Medievil schickt Euch alias Dan auf die Reise durch ein gutes Dutzend Provin­zen des Landes. Habt Ihr einen Level­ausgang erreicht, klickt Ihr Euch auf der Ober­welt­karte nach Lust und Laune zum näch­sten Reiseziel. Doch Überleben ist nicht alles: Nur wenn Ihr in jedem Abschnitt eine vorgegebene Menge an Untoten, Kür­bissen, Kobolden und Spin­nen erledigt, erhaltet Ihr per Zau­ber­kelch Zugang zur Ruhmeshalle. Dies ist oft nur möglich, wenn Ihr den bereits absolvierten Level später mit neuen Waffen nochmals aufsucht und Geheimgänge auf­brecht.

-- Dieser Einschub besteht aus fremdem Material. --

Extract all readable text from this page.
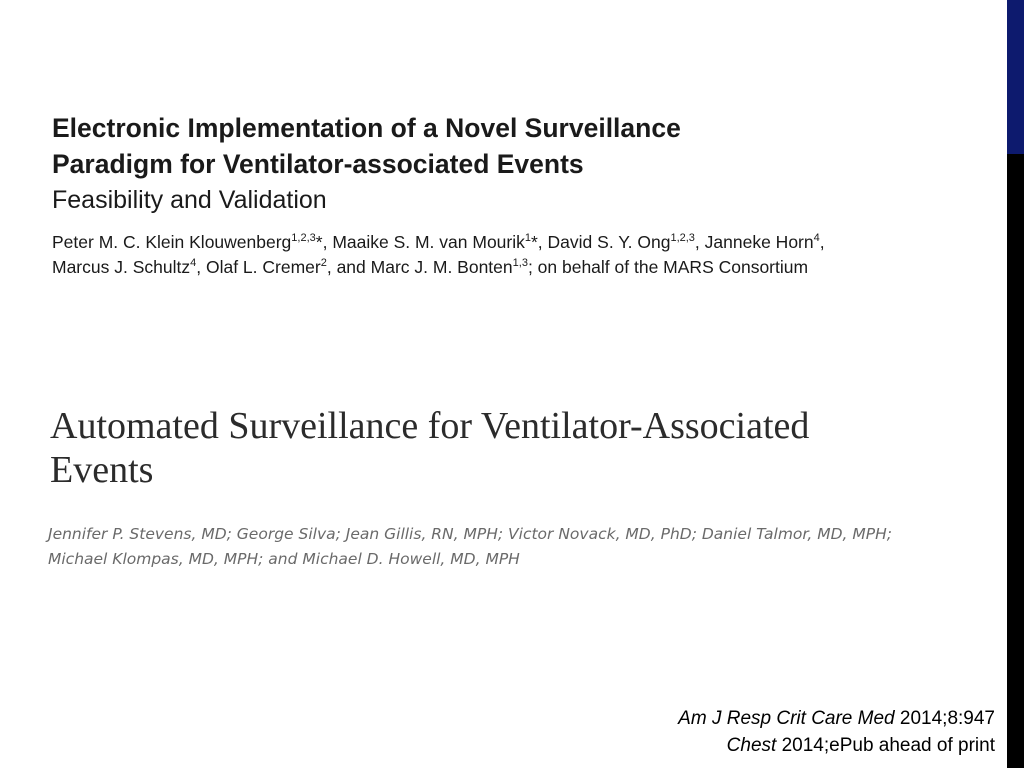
Electronic Implementation of a Novel Surveillance
Paradigm for Ventilator-associated Events
Feasibility and Validation
Peter M. C. Klein Klouwenberg$^{1,2,3}$*, Maaike S. M. van Mourik$^1$*, David S. Y. Ong$^{1,2,3}$, Janneke Horn$^4$,
Marcus J. Schultz$^4$, Olaf L. Cremer$^2$, and Marc J. M. Bonten$^{1,3}$; on behalf of the MARS Consortium
Automated Surveillance for Ventilator-Associated
Events
Jennifer P. Stevens, MD; George Silva; Jean Gillis, RN, MPH; Victor Novack, MD, PhD; Daniel Talmor, MD, MPH;
Michael Klompas, MD, MPH; and Michael D. Howell, MD, MPH
Am J Resp Crit Care Med 2014;8:947
Chest 2014;ePub ahead of print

Doch die Mühe lohnt sich: In dieser Halle spendieren Euch die ­großen Kämpfer von Gallow­mere (als Sta­tuen verewigt) neue Waf­fen, Energie und Gold­stücke – das erleichtert die Mission ungemein.

Medievil ist als Action-Abenteuer ausgelegt, Ihr solltet deshalb nicht blindlings um Euch schlagen. Köpfchen ist nicht nur bei den gelegentlichen Rätseln, sondern auch bei der Wahl der richtigen Waffe gefragt. Nach und nach eignet sich Dan Nah­kampf­waffen wie Hammer, Schwer­ter und Keulen an.